If Ken Bruen did not exist, only the devil could have invented Jack Taylor. Taylor is the hero—and that’s casting a pretty wide net in defining the term—of nine novels as nasty and profane as anything written in the English language coming under the heading of crime fiction. (His most recent novel, Headstone, was published last fall.)

 

Though he’s built up a sizeable following stateside, Bruen is still largely a phenomenon waiting to happen here. The 2010 film London Boulevardmade from a Bruen novel (not in the Jack Taylor series) starring Colin Farrell and Keira Knightley and directed by William Monahan, screenwriter for The Departed, was considered “too foreign” for American audiences and has scarcely been seen here. The BBC miniseries of the first Jack Taylor novel, The Guards, was critically acclaimed in the U.K. but has still not made it on to American TV.

Perhaps Americans are used to their private detectives being of sounder moral character.
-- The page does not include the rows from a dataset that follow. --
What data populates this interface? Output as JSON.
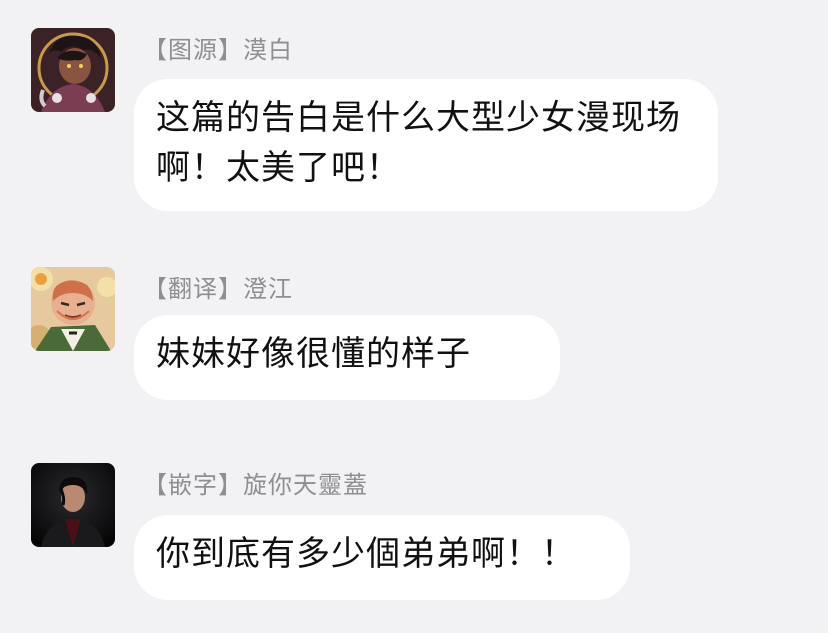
{
  "messages": [
    {
      "sender": "【图源】漠白",
      "avatar_icon": "dark-haired-character-avatar-icon",
      "text": "这篇的告白是什么大型少女漫现场啊！太美了吧！"
    },
    {
      "sender": "【翻译】澄江",
      "avatar_icon": "bald-anime-man-avatar-icon",
      "text": "妹妹好像很懂的样子"
    },
    {
      "sender": "【嵌字】旋你天靈蓋",
      "avatar_icon": "man-in-suit-avatar-icon",
      "text": "你到底有多少個弟弟啊！！"
    }
  ],
  "colors": {
    "background": "#f2f2f4",
    "bubble": "#ffffff",
    "sender_name": "#8e8e93",
    "message_text": "#111111"
  }
}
The Galway-based Taylor is a former policeman fueled by Jameson’s, the occasional line of coke, and, as he puts it in The Guards, “a mix of rage and sadness, and it’s a dangerous cocktail.” Top o’ the mornin’ to ya.
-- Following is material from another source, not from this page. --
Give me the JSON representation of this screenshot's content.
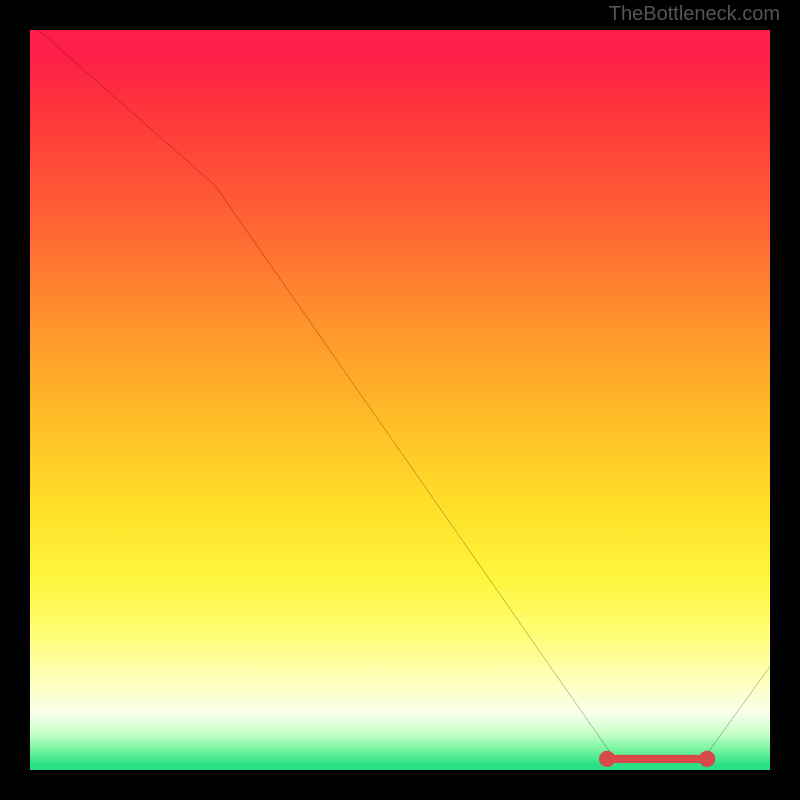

Bruen has no patience with Hollywood’s brand of Irish sentimentality. “The old folk say, ‘When you hear a bell ring, it’s an angel getting her wings.’ Mind you, the old folk believe all kinds of weird shite.” Much of that shite comes from Jack’s ma. In a refreshing reversal stereotype of Mother Machree married to a drunken lout, Taylor reveres the memory of his da and can’t stomach his mother. Every gesture she makes is fraught with deceit and self pity: “She sighed. It was what she did best.  She could have sighed for Ireland.” Or, as he expressed it another time, “My mother is a walking bitch.”

Not that Jack is without reverence for old, or at least Old Ireland. He’s been to the States, lived in London, and has even seen a bit of Dublin, but he goes back to Galway, which is just big enough for his ego and small enough to be a last bastion of things worth saving. He’s not above slipping 10 euros into the cap of a street busker playing “Carrick Fergus,” and is fond of the elderly woman who runs Bailey’s Hotel, where he lives, “Perhaps it’s that we are both of that endangered species, ‘Old Galway,’ and our time is truly limited.”